O ambiente produzido pela recente construção da Base Nacional Curricular Comum abre uma janela de oportunidade para que as redes de ensino da Mantiqueira possam estruturar os currículos em consonância com os desafios da realidade local, as expectativas e os projetos de vida dos alunos os quais se encontram inseridos num contexto de vida muito singular.
Numa perspectiva educacional mais ampla, os projetos pedagógicos das escolas, como também o de outras agências e instituições com propósitos educativos nos municípios da Mantiqueira, devem guardar algumas diretrizes e objetivos como: compreensão ambiental do local onde a população está inserida, estimulo a construção de valores, comportamentos e consumos coniventes para uma vida sustentável na Mantiqueira, envolvimento e apoio da população na melhoria da gestão da água.
“É de fundamental importância que a população, em especial as crianças, compreendam o local em que elas vivem. Criem um poder de pertencimento, respeitem e cuidem do local onde estão inderidas. Só assim poderão de fato valorizar aquilo faz parte do cotidiano delas”, enfatiza João Roberto de Souza, educador e responsável pelo capítulo de Educação do projeto Águas da Mantiqueira.
Curiosidades da Serra da Mantiqueira
– A Serra da Mantiqueira é uma cordilheira que abrange 3 estados: São Paulo, Minas Gerais e Rio de Janeiro;
– Mantiqueira é um termo de origem Tupi-Guarani “Amantikir”. “Amana” significa chuva e “tiqueira”, gotejar. Montanha que chora ou serra que chora;
– A Serra da Mantiqueira tem muitas bacias hidrográficas, 10 estão em Santo Antônio do Pinhal;
– O município possui 3 fontes de água mineral públicas e acessíveis à comunidade;
– Com aproximadamente 500 quilômetros de extensão, seu ponto mais alto é a Pedra da Mina, com 2.798 metros, na divisa de Minas Gerais e São Paulo.

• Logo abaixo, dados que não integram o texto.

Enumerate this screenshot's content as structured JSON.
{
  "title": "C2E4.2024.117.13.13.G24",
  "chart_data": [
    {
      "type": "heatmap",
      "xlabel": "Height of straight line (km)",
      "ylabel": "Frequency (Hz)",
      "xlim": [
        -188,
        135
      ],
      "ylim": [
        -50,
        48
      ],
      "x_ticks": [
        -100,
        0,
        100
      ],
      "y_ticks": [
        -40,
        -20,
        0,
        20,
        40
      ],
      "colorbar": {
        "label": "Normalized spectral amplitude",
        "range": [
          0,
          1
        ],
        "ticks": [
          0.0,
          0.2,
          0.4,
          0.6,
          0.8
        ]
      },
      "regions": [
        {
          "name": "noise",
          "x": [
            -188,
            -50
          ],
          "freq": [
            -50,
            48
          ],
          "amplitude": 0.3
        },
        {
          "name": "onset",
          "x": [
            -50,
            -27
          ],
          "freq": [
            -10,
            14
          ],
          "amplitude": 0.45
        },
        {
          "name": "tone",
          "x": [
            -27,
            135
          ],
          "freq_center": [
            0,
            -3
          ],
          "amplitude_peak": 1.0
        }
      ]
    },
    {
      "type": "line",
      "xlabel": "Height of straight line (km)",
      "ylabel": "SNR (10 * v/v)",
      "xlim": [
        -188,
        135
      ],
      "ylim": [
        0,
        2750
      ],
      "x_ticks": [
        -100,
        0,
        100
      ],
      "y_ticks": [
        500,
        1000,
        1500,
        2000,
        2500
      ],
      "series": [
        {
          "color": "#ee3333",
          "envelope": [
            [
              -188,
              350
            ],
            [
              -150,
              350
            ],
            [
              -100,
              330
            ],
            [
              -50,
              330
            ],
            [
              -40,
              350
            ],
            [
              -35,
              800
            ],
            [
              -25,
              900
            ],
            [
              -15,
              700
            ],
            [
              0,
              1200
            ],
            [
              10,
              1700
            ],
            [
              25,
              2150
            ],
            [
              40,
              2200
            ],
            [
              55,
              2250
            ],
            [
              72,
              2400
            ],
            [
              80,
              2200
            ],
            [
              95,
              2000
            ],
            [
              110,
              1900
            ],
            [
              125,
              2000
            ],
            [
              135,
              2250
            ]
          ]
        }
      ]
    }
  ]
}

Sobre a Fundação Toyota do Brasil
Criada em abril de 2009, a Fundação Toyota do Brasil atua na preservação ambiental e formação de cidadãos. Além das novas iniciativas surgidas com a sua instituição, a Fundação Toyota do Brasil unificou e ampliou todos os projetos de responsabilidade social em andamento, que estavam sob a responsabilidade da montadora Toyota do Brasil.
Nacionalmente, além do Projeto Arara Azul , a Fundação Toyota do Brasil patrocina desde 2009 o Projeto Toyota APA Costa dos Corais, em parceria com a Fundação SOS Mata Atlântica e o Instituto Chico Mendes de Conservação da Biodiversidade (ICMBio), do governo federal. O projeto prioriza a conservação dos recifes de corais e ecossistemas associados ao peixe-boi marinho em uma área de 413 mil hectares nos estados de Alagoas e Pernambuco.
Localmente, a entidade agrega ainda as ações sociais implantadas e mantidas nas comunidades onde a empresa possui unidades, como Indaiatuba (SP), Guaíba (RS), Porto Feliz (SP), Sorocaba (SP) e São Bernardo do Campo (SP). As iniciativas compreendem as áreas de educação, meio ambiente e cultura, e contam com o apoio dos colaboradores da empresa como voluntários.
Para mais informações, visite o site da Fundação Toyota do Brasil na internet www.fundacaotoyotadobrasil.org.br.
Sobre a Fundepag
A Fundepag (Fundação de Desenvolvimento da Pesquisa do Agronegócio) é uma organização da sociedade civil sem fins lucrativos, estabelecida em 1978 por grupos empresariais, representantes da agropecuária, da indústria, do comércio e das finanças. A entidade tem como objetivo viabilizar projetos de pesquisa, desenvolvimento científico e tecnológico no Brasil.